50 Jahre Radikalenerlass: Entschädigung für alle Betroffenen und Schluss mit Berufsverboten!
News > Bundesvorstand > 27.01.22
Am 28. Januar 2022 jährt sich zum 50. Mal die Verabschiedung des Radikalenerlasses. Unter Vorsitz des sozialdemokratischen Bundeskanzlers Willy Brandt verabschiedeten die Ministerpräsidenten der Länder (unter ihnen der mörderische NS-Richter Hans Filbinger) einen Beschluss, der die Behörden anwies, den Öffentlichen Dienst von so genannten Verfassungsfeinden zu säubern. Betroffen waren Postbot*innen, Lokführer*innen, Verwaltungsbeamt*innen und viele andere. Millionen geheimdienstlicher Überprüfungen, Zehntausende von Verhören und weit über 1500 vollstreckte Berufsverbote waren die Folge.
Das Material lieferte der von Altnazis aufgebaute Inlandsgeheimdienst mit dem irreführenden Namen „Verfassungsschutz“ (VS). Um die so genannten Regelanfragen zu allen Anwärter*innen zu bewältigen, wurde der VS zu einem gigantischen und nahezu unkontrollierbaren Apparat aufgebläht. Als gesetzliche Grundlage griffen die Regierenden auf die „Gewährbieteklausel“ des deutschen Beamtenrechts zurück, die aus dem nationalsozialistischen „Gesetz zur Wiederherstellung des Berufsbeamtentums“ vom Mai 1933 stammt. Ihr zufolge muss den Staatsbediensteten keine ablehnende Haltung gegenüber der Verfassung nachgewiesen werden, sondern es liegt umgekehrt an ihnen, die Zweifel des Dienstherren auszuräumen – ein praktisch unmögliches Unterfangen, das die rechtsstaatliche Unschuldsvermutung außer Kraft setzt.

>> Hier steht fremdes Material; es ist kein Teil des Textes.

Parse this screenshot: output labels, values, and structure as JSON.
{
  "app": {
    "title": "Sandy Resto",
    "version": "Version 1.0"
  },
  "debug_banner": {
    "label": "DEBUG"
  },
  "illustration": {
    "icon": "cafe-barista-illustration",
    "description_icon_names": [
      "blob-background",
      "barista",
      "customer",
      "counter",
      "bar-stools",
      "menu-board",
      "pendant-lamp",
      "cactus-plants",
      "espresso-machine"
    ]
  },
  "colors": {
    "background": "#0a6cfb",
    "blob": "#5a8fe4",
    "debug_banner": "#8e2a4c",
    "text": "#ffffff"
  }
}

Es folgte eine mehr als zehn Jahre andauernde Hexenjagd auf radikale Linke, die bis hinein ins linksliberale und sozialdemokratische Lager Opfer forderte. Rechte waren trotz der offiziellen „antiextremistischen“ Begründung des Radikalenerlasses faktisch nie betroffen. Die politische Kultur der BRD wurde durch das so geschaffene Klima von Einschüchterung und Duckmäusertum nachhaltig geprägt, auch wenn die einschlägigen juristischen Bestimmungen nach 1984 nur vereinzelt angewendet wurden.

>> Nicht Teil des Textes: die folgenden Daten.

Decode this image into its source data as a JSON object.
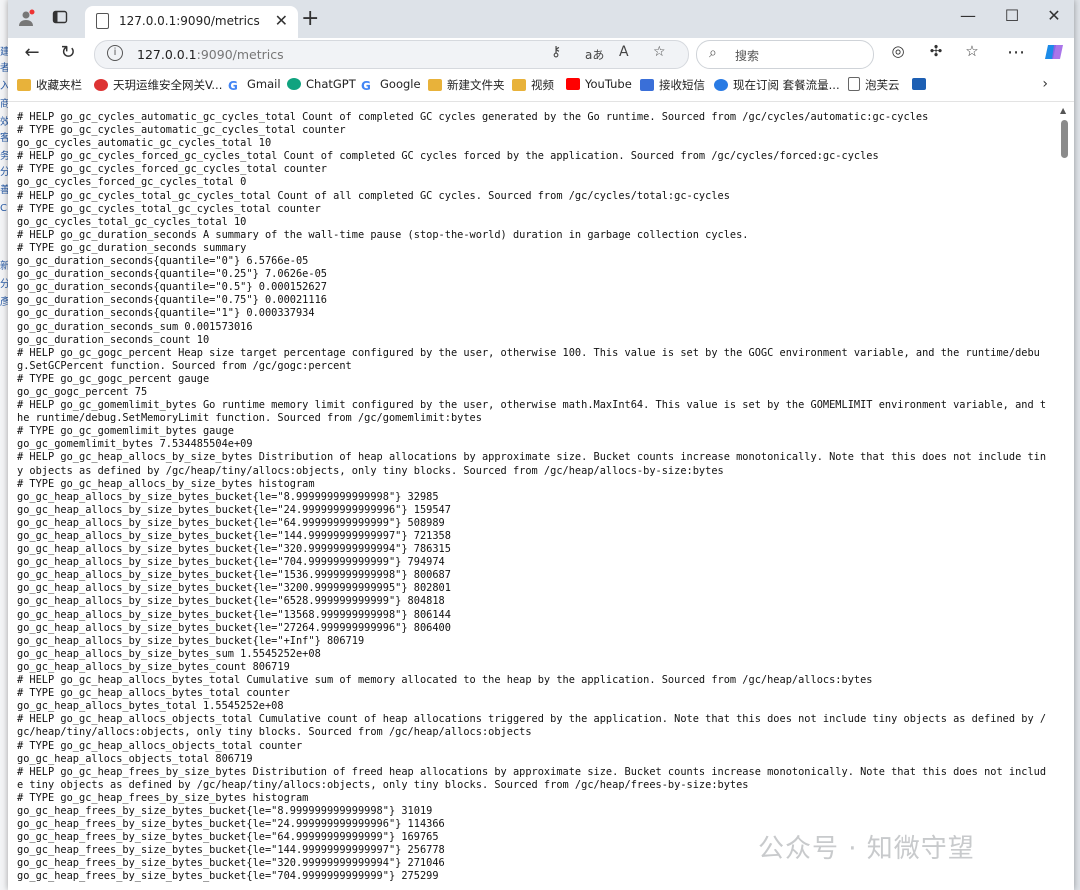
{
  "browser": {
    "tab_title": "127.0.0.1:9090/metrics",
    "url_host": "127.0.0.1",
    "url_rest": ":9090/metrics",
    "search_placeholder": "搜索",
    "aa_label": "aあ",
    "read_aloud_label": "A",
    "bookmarks": [
      {
        "label": "收藏夹栏",
        "color": "#e8b23a"
      },
      {
        "label": "天玥运维安全网关V...",
        "color": "#d33"
      },
      {
        "label": "Gmail",
        "color": "#4285f4"
      },
      {
        "label": "ChatGPT",
        "color": "#10a37f"
      },
      {
        "label": "Google",
        "color": "#4285f4"
      },
      {
        "label": "新建文件夹",
        "color": "#e8b23a"
      },
      {
        "label": "视频",
        "color": "#e8b23a"
      },
      {
        "label": "YouTube",
        "color": "#ff0000"
      },
      {
        "label": "接收短信",
        "color": "#3a6fd8"
      },
      {
        "label": "现在订阅 套餐流量...",
        "color": "#2a7be4"
      },
      {
        "label": "泡芙云",
        "color": "#888"
      },
      {
        "label": "",
        "color": "#1d5fb3"
      }
    ]
  },
  "metrics_text": "# HELP go_gc_cycles_automatic_gc_cycles_total Count of completed GC cycles generated by the Go runtime. Sourced from /gc/cycles/automatic:gc-cycles\n# TYPE go_gc_cycles_automatic_gc_cycles_total counter\ngo_gc_cycles_automatic_gc_cycles_total 10\n# HELP go_gc_cycles_forced_gc_cycles_total Count of completed GC cycles forced by the application. Sourced from /gc/cycles/forced:gc-cycles\n# TYPE go_gc_cycles_forced_gc_cycles_total counter\ngo_gc_cycles_forced_gc_cycles_total 0\n# HELP go_gc_cycles_total_gc_cycles_total Count of all completed GC cycles. Sourced from /gc/cycles/total:gc-cycles\n# TYPE go_gc_cycles_total_gc_cycles_total counter\ngo_gc_cycles_total_gc_cycles_total 10\n# HELP go_gc_duration_seconds A summary of the wall-time pause (stop-the-world) duration in garbage collection cycles.\n# TYPE go_gc_duration_seconds summary\ngo_gc_duration_seconds{quantile=\"0\"} 6.5766e-05\ngo_gc_duration_seconds{quantile=\"0.25\"} 7.0626e-05\ngo_gc_duration_seconds{quantile=\"0.5\"} 0.000152627\ngo_gc_duration_seconds{quantile=\"0.75\"} 0.00021116\ngo_gc_duration_seconds{quantile=\"1\"} 0.000337934\ngo_gc_duration_seconds_sum 0.001573016\ngo_gc_duration_seconds_count 10\n# HELP go_gc_gogc_percent Heap size target percentage configured by the user, otherwise 100. This value is set by the GOGC environment variable, and the runtime/debug.SetGCPercent function. Sourced from /gc/gogc:percent\n# TYPE go_gc_gogc_percent gauge\ngo_gc_gogc_percent 75\n# HELP go_gc_gomemlimit_bytes Go runtime memory limit configured by the user, otherwise math.MaxInt64. This value is set by the GOMEMLIMIT environment variable, and the runtime/debug.SetMemoryLimit function. Sourced from /gc/gomemlimit:bytes\n# TYPE go_gc_gomemlimit_bytes gauge\ngo_gc_gomemlimit_bytes 7.534485504e+09\n# HELP go_gc_heap_allocs_by_size_bytes Distribution of heap allocations by approximate size. Bucket counts increase monotonically. Note that this does not include tiny objects as defined by /gc/heap/tiny/allocs:objects, only tiny blocks. Sourced from /gc/heap/allocs-by-size:bytes\n# TYPE go_gc_heap_allocs_by_size_bytes histogram\ngo_gc_heap_allocs_by_size_bytes_bucket{le=\"8.999999999999998\"} 32985\ngo_gc_heap_allocs_by_size_bytes_bucket{le=\"24.999999999999996\"} 159547\ngo_gc_heap_allocs_by_size_bytes_bucket{le=\"64.99999999999999\"} 508989\ngo_gc_heap_allocs_by_size_bytes_bucket{le=\"144.99999999999997\"} 721358\ngo_gc_heap_allocs_by_size_bytes_bucket{le=\"320.99999999999994\"} 786315\ngo_gc_heap_allocs_by_size_bytes_bucket{le=\"704.9999999999999\"} 794974\ngo_gc_heap_allocs_by_size_bytes_bucket{le=\"1536.9999999999998\"} 800687\ngo_gc_heap_allocs_by_size_bytes_bucket{le=\"3200.9999999999995\"} 802801\ngo_gc_heap_allocs_by_size_bytes_bucket{le=\"6528.999999999999\"} 804818\ngo_gc_heap_allocs_by_size_bytes_bucket{le=\"13568.999999999998\"} 806144\ngo_gc_heap_allocs_by_size_bytes_bucket{le=\"27264.999999999996\"} 806400\ngo_gc_heap_allocs_by_size_bytes_bucket{le=\"+Inf\"} 806719\ngo_gc_heap_allocs_by_size_bytes_sum 1.5545252e+08\ngo_gc_heap_allocs_by_size_bytes_count 806719\n# HELP go_gc_heap_allocs_bytes_total Cumulative sum of memory allocated to the heap by the application. Sourced from /gc/heap/allocs:bytes\n# TYPE go_gc_heap_allocs_bytes_total counter\ngo_gc_heap_allocs_bytes_total 1.5545252e+08\n# HELP go_gc_heap_allocs_objects_total Cumulative count of heap allocations triggered by the application. Note that this does not include tiny objects as defined by /gc/heap/tiny/allocs:objects, only tiny blocks. Sourced from /gc/heap/allocs:objects\n# TYPE go_gc_heap_allocs_objects_total counter\ngo_gc_heap_allocs_objects_total 806719\n# HELP go_gc_heap_frees_by_size_bytes Distribution of freed heap allocations by approximate size. Bucket counts increase monotonically. Note that this does not include tiny objects as defined by /gc/heap/tiny/allocs:objects, only tiny blocks. Sourced from /gc/heap/frees-by-size:bytes\n# TYPE go_gc_heap_frees_by_size_bytes histogram\ngo_gc_heap_frees_by_size_bytes_bucket{le=\"8.999999999999998\"} 31019\ngo_gc_heap_frees_by_size_bytes_bucket{le=\"24.999999999999996\"} 114366\ngo_gc_heap_frees_by_size_bytes_bucket{le=\"64.99999999999999\"} 169765\ngo_gc_heap_frees_by_size_bytes_bucket{le=\"144.99999999999997\"} 256778\ngo_gc_heap_frees_by_size_bytes_bucket{le=\"320.99999999999994\"} 271046\ngo_gc_heap_frees_by_size_bytes_bucket{le=\"704.9999999999999\"} 275299",
  "watermark": "公众号 · 知微守望",
  "side_chars": [
    "建",
    "者",
    "入",
    "商",
    "效",
    "客",
    "务",
    "分",
    "善",
    "C",
    "新",
    "分",
    "彥"
  ]
}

Prominente Fälle in den letzten Jahren waren der Realschullehrer Michael Csaszkóczy im Jahr 2004 und der Kommunikationswissenschaftler Kerem Schamberger im Jahr 2016. Beiden wurde unter anderem ihr Engagement für die Rote Hilfe e. V. vorgeworfen. In beiden Fällen konnte das Berufsverbot schließlich durch eine breite Solidaritätskampagne abgewendet werden, im Fall Csaszkóczys allerdings erst nach jahrelangen Prozessen. Die ungezählten Betroffenen der 1970er- und 1980er-Jahre fordern bis heute vergeblich Rehabilitierung und Entschädigung. Stattdessen hat die neue Bundesregierung ausgerechnet zum 50. Jahrestag des Radikalenerlasses angekündigt, wieder verstärkt auf die unheilvolle „Gewährbieteklausel“ zurückgreifen zu wollen, um „Verfassungsfeinde schneller aus dem Öffentlichen Dienst zu entfernen“.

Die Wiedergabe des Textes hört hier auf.